4WD MODIFICATIONS - GENERAL MODS
Bob James’ 6×6 Australia has been working on 4×4 modifications since 1984 and now does many 6×6 conversions on popular 4×4 utes and wagons, plus some 4×4 light trucks.
Outback Travel Australia’s Allan Whiting was trained by Volvo Trucks as a military vehicle specialist (many years ago, he points out) and therefore has a particular interest in high-mobility off-road vehicles.
While demonstrating the Volvo C3 4×4 and 6×6 vehicles to the Australian Army, he also had the opportunity to drive the Steyr-Puch Pinzgauer 6×6 as well. There’s no doubt in his mind that a compact 6×6 is hard to beat in the go-anywhere stakes.
The Mercedes-Benz G-Wagon is the only factory 6×6 in Australia
Unfortunately, the demand for such a vehicle is limited – often by the depth of people’s pockets – so there’s nothing off-the-shelf in the market, other than military vehicles. OTA understands that Mercedes-Benz Australia planned to sell the G-Wagon 6×6 that it developed for the Australian Army, but was not allowed to do so, under the terms of the Army purchase contract.
Allan Whiting did get to drive one of the Australian Army G-Wagon 6×6 development vehicles and was suitably impressed by its off-road ability, if not by its appalling on-road, in-cabin noise level.
For those contemplating a 6×6 vehicle as the base for a go-anywhere travel machine, the process involves buying a suitable 4×4 and having it converted to 6×6. There are several companies doing this work, but 6×6 Australia is one of the longest-serving and has come up with one of the best rear-tandem-axle designs.
Since 1996, 6×6 Australia has been supplying the only 50:50 load-share, coil spring, tandem-bogie suspension in the after-market. It was designed by Bob James to offer superlative wheel travel for off-road work and with an inherent ‘roll-steer’ function for optimal on-road handling.

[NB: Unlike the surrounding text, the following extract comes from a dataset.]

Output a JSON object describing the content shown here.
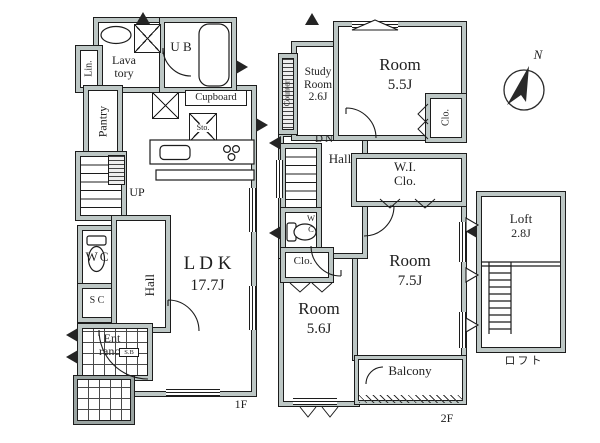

The key components of the wheel-travel design are two centrally-pivoting beams and four coil springs. The beams act like see-saws, letting the axles rise and fall over uneven terrain, while the coils give smooth, maximum suspension travel. Spring reaction is controlled by dampers at all four corners.
6×6 Australia’s inter-axle beams
Axle acceleration and braking torque reaction in the axles is absorbed by lower training and leading arms, and upper A-arms that pivot from above the centre trunnion cross member, so that the arms and the beams work in concert, with compatible arcs of travel. The A-arms also control lateral axle movement, so there’s no need for Panhard rods.
6×6 Australia’s axle-locating arm layout
A bonus of the bogie design is inbuilt ‘roll steer’. When the vehicle is cornering the outer-radius coil springs compress more than the inners and this action slightly extends the bogie wheelbase of the outside wheels and slightly reduces the bogie wheelbase on the inner wheels. This inherent bogie ‘steering’ minimises bogie ‘drag’ when cornering – a condition with which truck drivers are all too familiar.
6×6 Australia’s through-drive pinion shaft and power divider
Bogie ‘drag’ is also minimised by 6×6 Australia’s power-divider design. The leading rear axle is through-drilled and houses a special pinion shaft. The shaft passes through the back of the axle housing to a universal joint that mates with a jack shaft that drives the rear (third) axle. But between the through-shaft and the uni-joint is a power divider that is normally unlocked, so that the third axle is non-driven and just free-wheels. That’s good for reduced ‘drag’, less tyre wear and better fuel consumption.
However, the 6×6 Australia conversion is a true ‘6×6’, so when there’s any slip detected – a difference in shaft speed between the two bogie axles – the power divider intervenes automatically and varies drive torque between the two axles to suit the grip conditions. That state can vary from 100-percent to the front or to the rear bogie axle and any shared percentage between both of them. That happens automatically, without driver intervention.
Chassis extension, rebuild and central suspension trunnion mount
Of course, GVM upgrades are an important part of every conversion and 6×6 Australia can offer approved GVMs up to 8000kg. The company is currently working on the gap between 8000kg and 15,000kg in the light-truck arena.
6×6 Australia received its first Federal Identity Plate Approval in 1998 and now has many approvals for different makes and models. The price for a 6×6+GVM-upgrade conversion starts at around 60 grand, plus GST and takes between six and eight weeks. Bodywork and accessories fitment is optiionally extra.